Santos immediately began looking for ways to rescue the deal and the sides extended a cease-fire until Dec. 31 to get the modified deal done. The rebels insisted they wouldn’t go back to the drawing board and throw out years of arduous negotiations with the government.

“The meetings with the FARC delegation were intense,” said De la Calle. “We worked 15 days and nights to reach this new agreement.”

“The new deal is an opportunity to clear up doubts, but above all to unite us,” said De La Calle, who described the new text as “much better” than that off the September deal.

It was unclear if or how the modified deal would be submitted to a referendum.

De La Calle said some of the modifications made were related to punishment and justice for participants in the conflict accused of war crimes.
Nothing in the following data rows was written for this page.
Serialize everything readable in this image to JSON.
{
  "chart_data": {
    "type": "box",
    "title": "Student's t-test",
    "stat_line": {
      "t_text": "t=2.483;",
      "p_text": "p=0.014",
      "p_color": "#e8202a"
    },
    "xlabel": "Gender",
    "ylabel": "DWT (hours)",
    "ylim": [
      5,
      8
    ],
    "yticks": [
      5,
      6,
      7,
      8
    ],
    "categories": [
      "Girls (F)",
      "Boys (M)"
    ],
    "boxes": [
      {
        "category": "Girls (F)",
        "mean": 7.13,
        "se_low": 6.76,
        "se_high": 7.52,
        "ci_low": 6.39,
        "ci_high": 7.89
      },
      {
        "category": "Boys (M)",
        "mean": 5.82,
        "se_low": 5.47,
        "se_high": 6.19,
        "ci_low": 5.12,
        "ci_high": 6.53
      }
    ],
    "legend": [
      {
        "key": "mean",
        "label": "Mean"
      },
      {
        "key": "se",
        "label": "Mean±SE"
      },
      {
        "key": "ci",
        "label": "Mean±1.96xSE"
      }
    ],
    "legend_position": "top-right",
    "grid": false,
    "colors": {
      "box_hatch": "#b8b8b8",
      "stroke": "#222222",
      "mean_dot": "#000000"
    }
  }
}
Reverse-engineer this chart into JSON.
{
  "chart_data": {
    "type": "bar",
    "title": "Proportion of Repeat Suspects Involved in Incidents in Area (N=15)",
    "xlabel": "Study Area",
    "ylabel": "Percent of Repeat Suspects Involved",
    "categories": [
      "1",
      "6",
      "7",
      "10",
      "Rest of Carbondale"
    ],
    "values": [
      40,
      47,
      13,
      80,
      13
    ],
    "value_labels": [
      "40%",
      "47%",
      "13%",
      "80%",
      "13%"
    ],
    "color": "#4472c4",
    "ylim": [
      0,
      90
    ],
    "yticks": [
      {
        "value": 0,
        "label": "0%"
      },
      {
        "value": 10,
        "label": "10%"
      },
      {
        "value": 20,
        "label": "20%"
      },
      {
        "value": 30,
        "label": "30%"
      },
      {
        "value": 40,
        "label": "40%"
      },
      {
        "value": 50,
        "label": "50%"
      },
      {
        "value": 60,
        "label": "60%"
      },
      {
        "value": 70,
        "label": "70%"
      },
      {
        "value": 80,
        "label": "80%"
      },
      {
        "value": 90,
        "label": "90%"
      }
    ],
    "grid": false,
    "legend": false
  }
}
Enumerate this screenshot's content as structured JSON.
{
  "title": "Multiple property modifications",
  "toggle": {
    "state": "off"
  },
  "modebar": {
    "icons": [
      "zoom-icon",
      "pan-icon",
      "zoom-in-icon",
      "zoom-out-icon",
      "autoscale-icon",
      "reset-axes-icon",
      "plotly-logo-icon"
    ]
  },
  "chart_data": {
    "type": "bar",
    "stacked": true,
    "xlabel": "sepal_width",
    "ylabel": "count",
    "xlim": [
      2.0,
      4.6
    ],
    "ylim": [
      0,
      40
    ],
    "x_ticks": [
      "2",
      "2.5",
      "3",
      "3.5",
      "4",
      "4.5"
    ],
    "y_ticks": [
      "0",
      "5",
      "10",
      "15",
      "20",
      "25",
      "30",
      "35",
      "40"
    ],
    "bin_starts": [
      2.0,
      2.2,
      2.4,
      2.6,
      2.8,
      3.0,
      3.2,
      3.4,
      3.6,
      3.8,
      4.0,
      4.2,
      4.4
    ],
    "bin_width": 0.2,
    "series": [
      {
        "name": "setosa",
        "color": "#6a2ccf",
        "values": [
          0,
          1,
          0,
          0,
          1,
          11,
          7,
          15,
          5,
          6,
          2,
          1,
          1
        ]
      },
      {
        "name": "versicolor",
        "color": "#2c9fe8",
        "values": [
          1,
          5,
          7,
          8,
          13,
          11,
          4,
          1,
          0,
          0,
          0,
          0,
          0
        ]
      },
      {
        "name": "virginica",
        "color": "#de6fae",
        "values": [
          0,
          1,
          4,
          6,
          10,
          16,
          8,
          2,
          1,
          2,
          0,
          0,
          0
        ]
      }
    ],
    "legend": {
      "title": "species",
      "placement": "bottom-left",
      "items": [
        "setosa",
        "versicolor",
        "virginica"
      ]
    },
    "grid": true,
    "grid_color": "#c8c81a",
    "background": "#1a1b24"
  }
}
He said the exact details would be released later.

“We are convinced that this accord offers roads to peace that are viable and possible,” he said.

Hours earlier, conservative former President Alvaro Uribe, who led the opposition to the original deal, called for the confirmation of the accord to be held up until the victims of the conflict and the deal’s opponents could review the text.

Following a meeting with Santos in Colombia, Uribe read a statement to reporters saying he had asked that the “texts to be announced from Havana” not be definitive until they had been reviewed.

Uribe and his supporters had demanded stiffer penalties for rebels who committed war crimes and criticized the promise of a political role for the FARC, a 7,000-strong peasant army that is Latin America’s last remaining major insurgency

Opponents of the initial agreement questioned, among other things, that guerrilla leaders involved in crimes against humanity would be spared jail time and allowed to enter political life.

“I want to congratulate the government and people of Colombia on achieving a revised peace agreement,” said U.S. Secretary of State John Kerry in a statement. “President Santos and his negotiating team, those from the “No” campaign, and other important sectors of Colombian society deserve credit for engaging in a far reaching and respectful national dialogue following the plebiscite.”

Simultanously, the government is trying to advance peace talks with the country’s second-biggest rebel group. But Santos wants the National Liberation Army, known by its Spanish initials ELN, to first free a former congressman it has held captive for six months.

The ELN is far smaller than the FARC and was founded in the same year, 1964. Inspired by the Cuban revolution, it is ideologically more doctrinaire and recalcitrant than the FARC, which grew out of peasant self-defense forces. It has fewer than 2,000 fighters, making it less than one-third the size of the FARC.